Germ-line disruption of the Stat5a gene and complete loss of Stat5a expression not only impair lactation but also result in decreased survival of mammary epithelial cells (210
). Complete loss of Stat5a promotes apoptosis of TGFα over-expressing mammary epithelial cells during mammary gland involution and delays development of TGFα -induced mammary hyperplasia and cancer in a mouse model (210
). Germ-line disruption of just one Stat5a allele results in reduced Stat5a expression levels in mammary epithelial cells (319
). Reduced Stat5a expression levels result in significantly increased levels of apoptosis of mammary adenocarcinoma cells and delay tumorigenesis in the whey acidic protein-TAg mouse model of mammary gland cancer progression (319
). Germ-line disruption of both Stat5a and Stat5b genes results in the loss of both Stat5a and Stat5b in mammary epithelial cells (320
); as a consequence, these cells fail to differentiate into alveolar cells during pregnancy.

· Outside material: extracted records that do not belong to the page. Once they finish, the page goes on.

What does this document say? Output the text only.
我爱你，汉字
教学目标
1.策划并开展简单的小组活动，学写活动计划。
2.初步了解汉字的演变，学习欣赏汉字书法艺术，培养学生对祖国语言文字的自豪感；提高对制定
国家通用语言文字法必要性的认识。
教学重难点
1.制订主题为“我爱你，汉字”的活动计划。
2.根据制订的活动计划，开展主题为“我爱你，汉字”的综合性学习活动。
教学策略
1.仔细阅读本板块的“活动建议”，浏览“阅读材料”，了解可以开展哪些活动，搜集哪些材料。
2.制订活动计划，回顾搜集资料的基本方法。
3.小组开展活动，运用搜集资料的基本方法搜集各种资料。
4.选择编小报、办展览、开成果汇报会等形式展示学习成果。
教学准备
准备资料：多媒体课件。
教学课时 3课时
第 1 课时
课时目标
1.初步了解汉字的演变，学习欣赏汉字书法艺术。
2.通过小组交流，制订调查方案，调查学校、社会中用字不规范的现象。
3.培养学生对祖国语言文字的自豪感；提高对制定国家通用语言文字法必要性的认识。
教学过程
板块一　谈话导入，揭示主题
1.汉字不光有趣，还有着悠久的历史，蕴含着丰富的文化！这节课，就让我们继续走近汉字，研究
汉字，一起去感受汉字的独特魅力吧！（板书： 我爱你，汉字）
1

Gain of SOCS1 function through expression of a SOCS1-encoding transgene in mammary epithelial cells results in decreased levels of Stat5 activation and impaired lactation (321
). Loss of SOCS1/CIS1/SSI1 function by germ-line disruption of the SOCS1/CIS1 genes increases levels of Stat5 activation and accelerates mammary gland development during pregnancy (308
). Haploid loss of SOCS1 function is sufficient to rescue the lactation defect in haploid-deficient PRLR mice (308
). Changes in either proliferation or survival of mammary epithelial cells were not determined directly in the gain of SOCS1/CIS1/SSI1 function mouse model and no molecules in the MAPK pathway were studied. In contrast, the MAPK pathway has been examined in the loss of SOCS1 function mice. In these mice a decrease in phosphorylated ERK1/2 was reported. Thus, further analysis of these signaling pathways and associated functions in these mouse models should further delineate the role of SOCS1 in mammary cancer development.